Então elle beijou-a doidamente, supplicando-lhe que o esperasse ás 11 horas, explicando-lhe que n'essa mesma noite partiriam para Lisboa.

Durante as horas que se seguiram, Severina moveu-se como uma somnambula, indifferente a tudo que a rodeava.

A's 11 horas, José de Lumbrelas fez o signal convencionado.

Severina ergueu-se na sua pallidez espectral e abriu automaticamente a porta, absorta no mesmo extasiante sonho, atravéz do qual pronunciára a palavra que deveria decidir de todo o seu destino.

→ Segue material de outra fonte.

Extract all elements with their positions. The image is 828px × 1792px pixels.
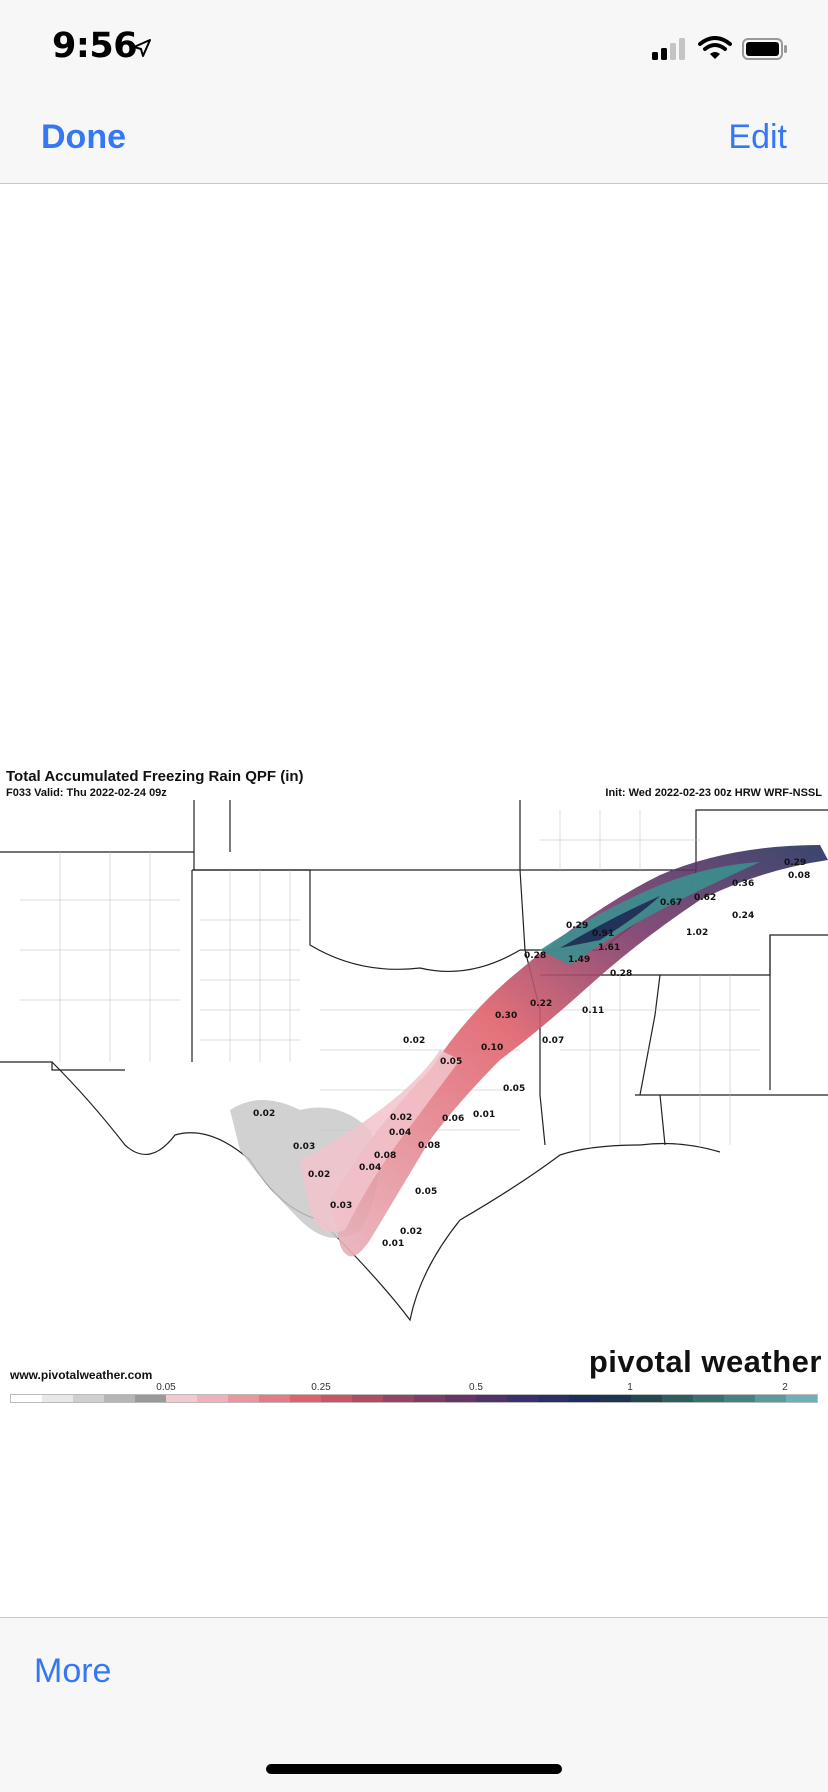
map-label: 0.62 <box>694 893 716 903</box>
pivotal-weather-logo: pivotal weather <box>588 1344 822 1379</box>
more-button[interactable]: More <box>34 1652 112 1690</box>
map-title: Total Accumulated Freezing Rain QPF (in) <box>6 768 304 785</box>
map-label: 0.36 <box>732 879 754 889</box>
map-init-time: Init: Wed 2022-02-23 00z HRW WRF-NSSL <box>605 787 822 799</box>
map-label: 0.28 <box>610 969 632 979</box>
colorbar-tick: 0.5 <box>469 1382 483 1393</box>
map-label: 0.01 <box>473 1110 495 1120</box>
color-scale-bar <box>10 1394 818 1403</box>
home-indicator[interactable] <box>266 1764 562 1774</box>
map-label: 0.04 <box>359 1163 381 1173</box>
map-label: 0.11 <box>582 1006 604 1016</box>
map-label: 0.05 <box>503 1084 525 1094</box>
map-label: 0.29 <box>566 921 588 931</box>
map-label: 0.67 <box>660 898 682 908</box>
done-button[interactable]: Done <box>41 118 126 156</box>
status-time: 9:56 <box>52 26 138 66</box>
image-viewer[interactable]: Total Accumulated Freezing Rain QPF (in)… <box>0 185 828 1617</box>
colorbar-tick: 2 <box>782 1382 788 1393</box>
map-label: 0.28 <box>524 951 546 961</box>
map-label: 0.08 <box>374 1151 396 1161</box>
wifi-icon <box>698 36 732 59</box>
precip-shading <box>230 845 828 1257</box>
map-valid-time: F033 Valid: Thu 2022-02-24 09z <box>6 787 167 799</box>
county-lines <box>20 810 760 1145</box>
freezing-rain-map: 0.29 0.08 0.36 0.67 0.62 0.24 0.29 0.91 … <box>0 800 828 1365</box>
map-label: 0.30 <box>495 1011 517 1021</box>
edit-button[interactable]: Edit <box>728 118 787 156</box>
cellular-signal-icon <box>652 38 685 60</box>
bottom-toolbar: More <box>0 1617 828 1792</box>
map-label: 1.49 <box>568 955 590 965</box>
map-label: 0.02 <box>400 1227 422 1237</box>
map-label: 0.08 <box>418 1141 440 1151</box>
colorbar-tick: 1 <box>627 1382 633 1393</box>
map-label: 0.10 <box>481 1043 503 1053</box>
map-label: 0.03 <box>330 1201 352 1211</box>
map-label: 0.91 <box>592 929 614 939</box>
weather-map-image[interactable]: Total Accumulated Freezing Rain QPF (in)… <box>0 768 828 1408</box>
map-label: 0.07 <box>542 1036 564 1046</box>
map-label: 0.04 <box>389 1128 411 1138</box>
map-label: 0.02 <box>390 1113 412 1123</box>
accumulation-labels: 0.29 0.08 0.36 0.67 0.62 0.24 0.29 0.91 … <box>253 858 810 1249</box>
map-label: 0.01 <box>382 1239 404 1249</box>
map-label: 0.05 <box>415 1187 437 1197</box>
map-label: 0.06 <box>442 1114 464 1124</box>
colorbar-tick: 0.05 <box>156 1382 176 1393</box>
map-label: 1.61 <box>598 943 620 953</box>
navigation-bar: Done Edit <box>0 96 828 184</box>
map-label: 0.29 <box>784 858 806 868</box>
status-bar: 9:56 <box>0 0 828 96</box>
source-url: www.pivotalweather.com <box>10 1368 153 1382</box>
map-label: 0.02 <box>308 1170 330 1180</box>
map-label: 0.03 <box>293 1142 315 1152</box>
map-label: 0.22 <box>530 999 552 1009</box>
map-label: 1.02 <box>686 928 708 938</box>
map-label: 0.24 <box>732 911 754 921</box>
battery-icon <box>742 38 787 60</box>
map-label: 0.05 <box>440 1057 462 1067</box>
map-label: 0.08 <box>788 871 810 881</box>
location-arrow-icon <box>133 39 151 57</box>
map-label: 0.02 <box>253 1109 275 1119</box>
colorbar-tick: 0.25 <box>311 1382 331 1393</box>
map-label: 0.02 <box>403 1036 425 1046</box>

Lá fóra, o luar argentava a linha das casas, a massa escura dos pinheiros e o perfil granitico dos rochedos, e na doce e rcligiosa serenidade da noite estrellada o mar cantava o seu requiem gemebundo.

Elle enlaçou-a nos braços sofregamente e transpôz o limiar do humilde casinholo, onde o velho pescador e as tres creanças dormiam socegadamente.

De repente, uma fresca voz de creança gritou :

— Tia Severina, deita-te ao pé de mim, tenho medo!

Ella estremeceu, sacudida pela violenta reacção de todo o seu organismo, acordado á imperiosa voz do dever.